If you’re a student of emulation, study the Ninth Circuit opinion in Sony v. Bleem. The case of Bleem! software has been analyzed by legal scholars in the context of the industry’s treatment of third-party emulation of video games. The lawsuits shed light on the scope of fair use in United States copyright law and the extent to which video game companies rely on anti-circumvention provisions of the DMCA to drive out competing products, regardless of whether copyright had actually been infringed. The legal precedent bleem! set is foundational. Every time Nintendo sells you an NES game on Switch, emulation’s legitimacy traces back, in part, to the battles this two-person company fought and won.

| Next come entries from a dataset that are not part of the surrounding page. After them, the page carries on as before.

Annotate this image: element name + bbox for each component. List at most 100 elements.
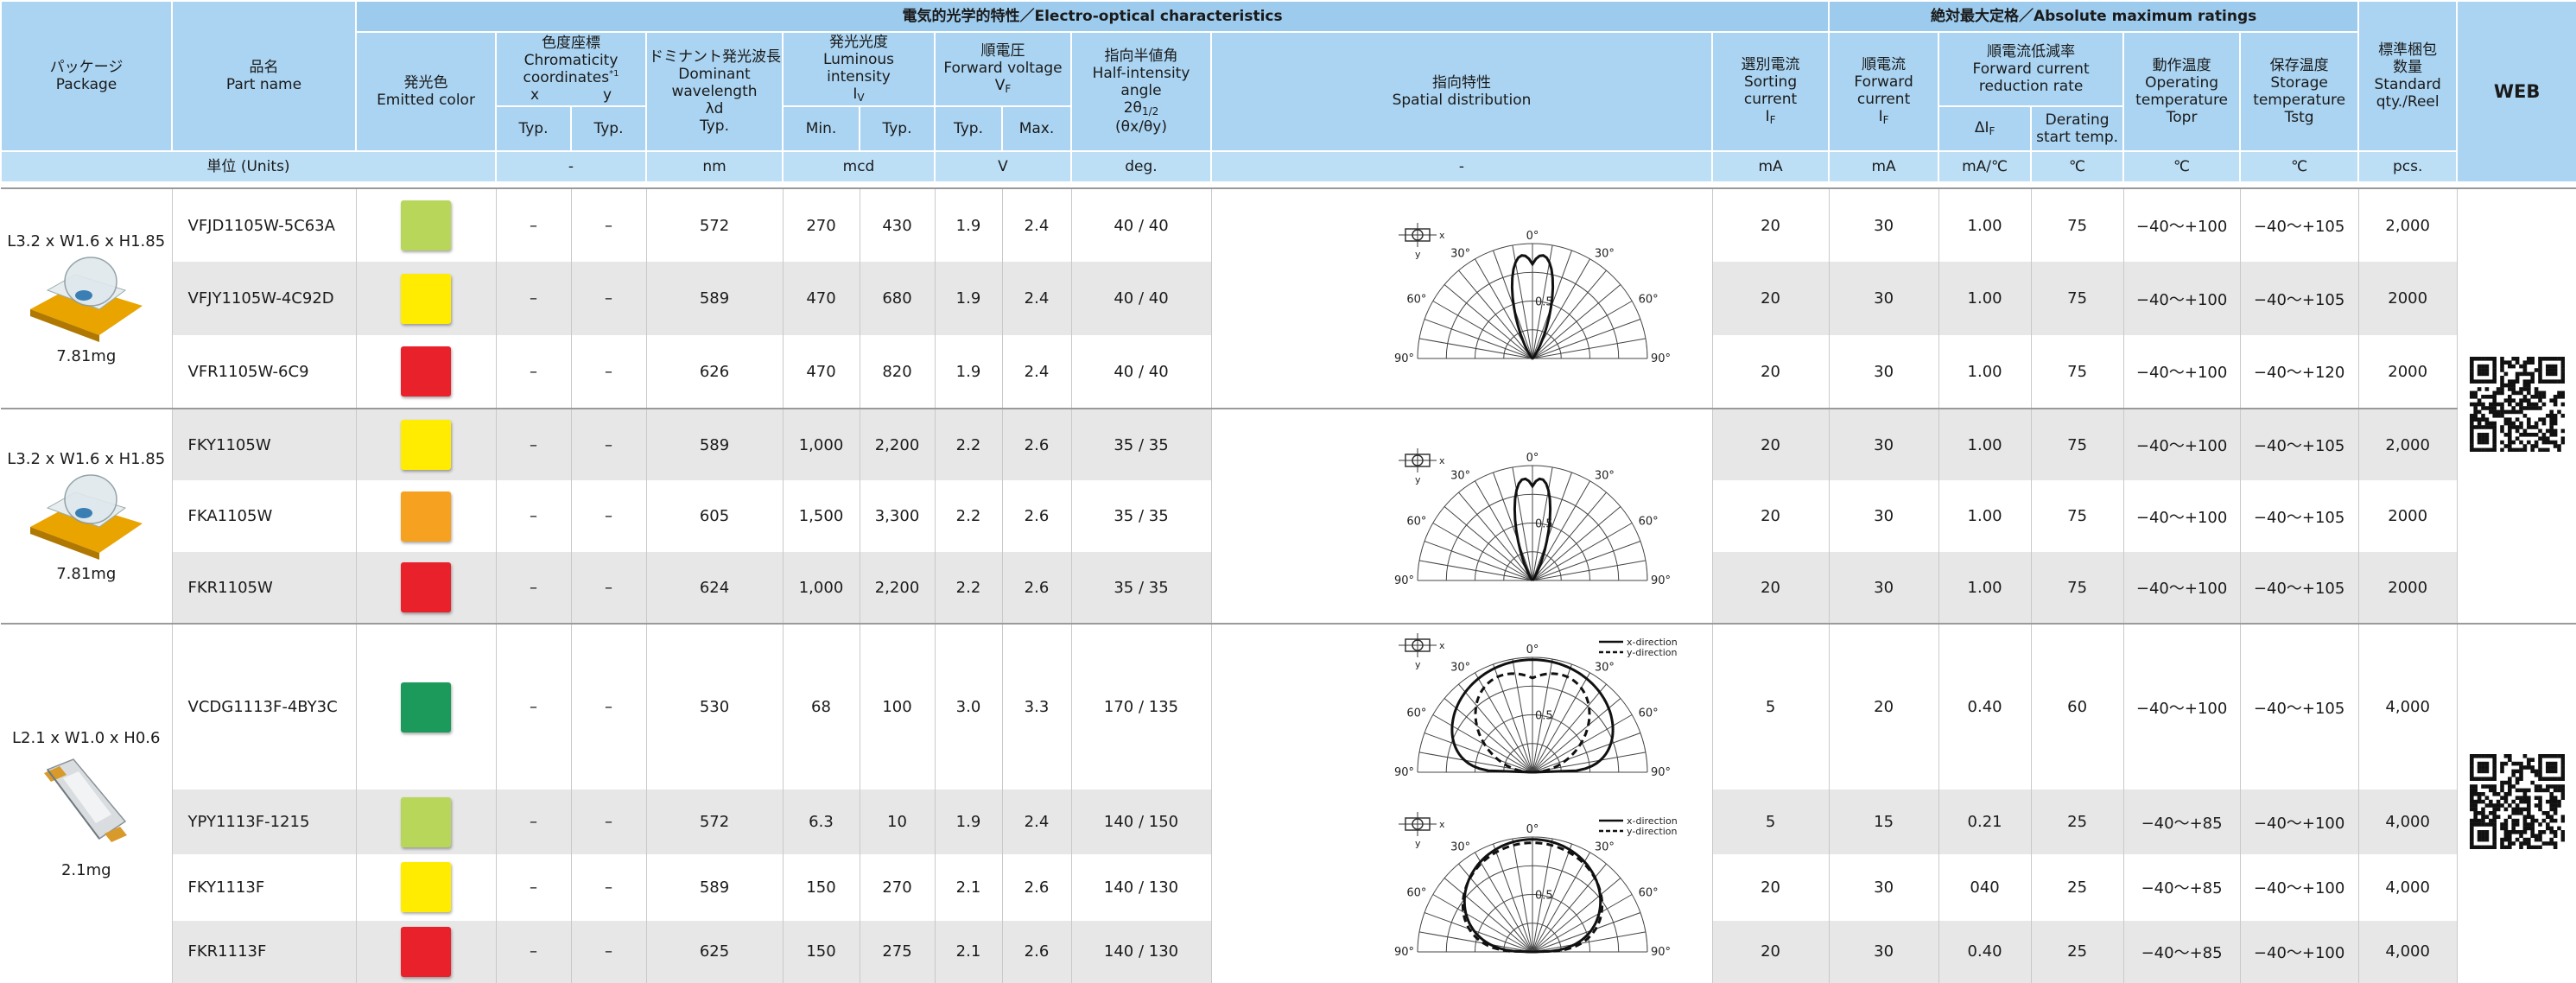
qr-module — [2507, 435, 2512, 441]
header-cell: ℃ — [2030, 150, 2125, 183]
qr-module — [2503, 818, 2509, 823]
qr-module — [2481, 765, 2485, 770]
qr-module — [2503, 754, 2509, 758]
polar-spoke — [1532, 852, 1590, 953]
text: 発光光度 — [829, 34, 888, 52]
qr-module — [2511, 378, 2516, 384]
text: Forward current — [1972, 60, 2090, 78]
qr-module — [2522, 383, 2528, 387]
polar-spoke — [1532, 878, 1621, 953]
qr-module — [2507, 378, 2512, 384]
color-cell — [355, 262, 496, 335]
qr-module — [2500, 769, 2504, 774]
text: reduction rate — [1978, 78, 2084, 96]
text: 1,000 — [798, 578, 844, 597]
value-cell: −40〜+105 — [2239, 623, 2359, 790]
text: 10 — [887, 813, 907, 832]
qr-module — [2545, 799, 2550, 804]
qr-module — [2484, 845, 2490, 850]
qr-module — [2477, 754, 2482, 758]
qr-module — [2519, 409, 2523, 414]
qr-module — [2522, 799, 2528, 804]
text: L2.1 x W1.0 x H0.6 — [12, 728, 161, 747]
value-cell: – — [495, 408, 571, 480]
qr-module — [2507, 364, 2512, 368]
qr-module — [2481, 367, 2485, 372]
angle-label: 30° — [1595, 470, 1615, 483]
qr-module — [2477, 765, 2482, 770]
qr-module — [2526, 397, 2531, 403]
header-cell: deg. — [1070, 150, 1212, 183]
qr-module — [2469, 413, 2474, 418]
angle-label: 60° — [1639, 294, 1659, 307]
qr-module — [2492, 826, 2497, 831]
value-cell: 2.2 — [934, 408, 1002, 480]
polar-spoke — [1424, 732, 1533, 773]
qr-module — [2488, 803, 2493, 808]
text: – — [530, 435, 537, 454]
header-line: Standard — [2361, 76, 2454, 93]
text: 2.1mg — [60, 860, 111, 879]
qr-module — [2534, 440, 2539, 444]
qr-module — [2473, 754, 2478, 758]
qr-module — [2511, 386, 2516, 391]
qr-module — [2503, 807, 2509, 812]
qr-module — [2522, 386, 2528, 391]
qr-module — [2469, 432, 2474, 437]
qr-module — [2549, 803, 2554, 808]
text: 7.81mg — [56, 346, 117, 365]
value-cell: −40〜+100 — [2122, 262, 2241, 335]
qr-module — [2519, 432, 2523, 437]
text: 選別電流 — [1741, 56, 1800, 74]
polar-spoke — [1532, 658, 1553, 773]
qr-module — [2560, 402, 2566, 406]
value-cell: 2,200 — [859, 408, 935, 480]
qr-module — [2477, 811, 2482, 815]
qr-module — [2492, 367, 2497, 372]
qr-module — [2526, 383, 2531, 387]
qr-module — [2477, 837, 2482, 842]
value-cell: 4,000 — [2357, 920, 2458, 983]
angle-label: 0° — [1526, 452, 1539, 465]
qr-module — [2549, 761, 2554, 766]
axis-label: y — [1415, 838, 1421, 849]
qr-module — [2522, 792, 2528, 796]
qr-module — [2541, 788, 2547, 793]
header-line: intensity — [785, 68, 932, 86]
text: mcd — [842, 157, 875, 175]
qr-module — [2488, 402, 2493, 406]
led-dome — [64, 256, 117, 307]
polar-spoke — [1493, 472, 1533, 581]
qr-module — [2511, 383, 2516, 387]
qr-module — [2549, 409, 2554, 414]
qr-module — [2534, 834, 2539, 838]
qr-module — [2541, 818, 2547, 823]
qr-module — [2545, 356, 2550, 361]
header-line: Forward current — [1941, 60, 2121, 78]
qr-module — [2545, 788, 2550, 793]
qr-module — [2503, 780, 2509, 785]
qr-module — [2500, 841, 2504, 846]
value-cell: 589 — [645, 262, 783, 335]
qr-module — [2538, 761, 2542, 766]
qr-module — [2515, 371, 2520, 376]
qr-module — [2515, 761, 2520, 766]
header-cell: ΔIF — [1938, 105, 2033, 152]
qr-module — [2515, 375, 2520, 380]
value-cell: 20 — [1711, 920, 1830, 983]
header-line: 順電圧 — [937, 42, 1069, 60]
qr-module — [2477, 371, 2482, 376]
qr-module — [2522, 371, 2528, 376]
angle-label: 0° — [1526, 230, 1539, 243]
qr-module — [2492, 792, 2497, 796]
qr-module — [2549, 356, 2554, 361]
qr-module — [2484, 435, 2490, 441]
text: 40 / 40 — [1114, 216, 1169, 235]
qr-module — [2538, 803, 2542, 808]
qr-module — [2473, 811, 2478, 815]
qr-module — [2515, 837, 2520, 842]
qr-module — [2534, 803, 2539, 808]
polar-spoke — [1418, 931, 1533, 953]
qr-module — [2500, 788, 2504, 793]
value-cell: 140 / 150 — [1070, 790, 1211, 855]
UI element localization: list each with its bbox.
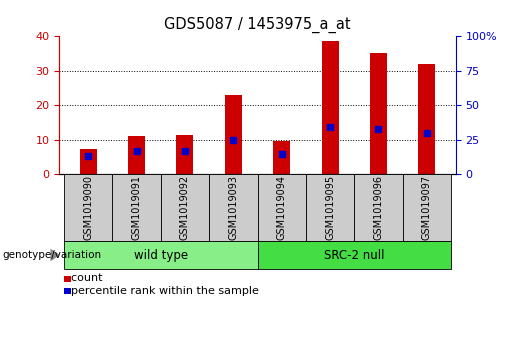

And if you’re just someone who loves the Dreamcast, understand the bitter poetry of the ending. Bleem! shut down in November 2001, the same year Sega announced that they would discontinue the Dreamcast in North America. Bleem! closed their website, with only an image on their front page showing Sonic the Hedgehog tearfully holding a flower next to a Bleem! gravestone. However, the image was later altered and Sonic was removed, ironically to avoid a lawsuit from Sega. The company that had secretly helped them could not even allow a cartoon hedgehog to mourn at their grave.

The Footnote That Launched an Empire

One more thing. Linden said in an interview that “[bleem!] was the original demo used to pitch the Xbox concept to Bill Gates,” leading to Linden being requested to produce a modified version of the emulator that excluded any references to bleem!’s brand, which, he notes, was used by Microsoft internally to demonstrate to Gates the possibility of designing a video game console based on PC hardware. A PlayStation emulator, built by two people, was apparently the demo that convinced the richest man in the world to greenlight the Xbox. That claim has never been independently verified by Microsoft, but Linden has repeated it consistently across multiple interviews over the years.

Randy Linden is still coding. He is currently employed at Limited Run Games. The Dreamcast is still beloved. And the story of the secret handshake between Sega and bleem! is, twenty-five years later, finally being told in full. It deserves to be heard clearly, without myth or embellishment, because the truth is already stranger than anything anyone could have invented.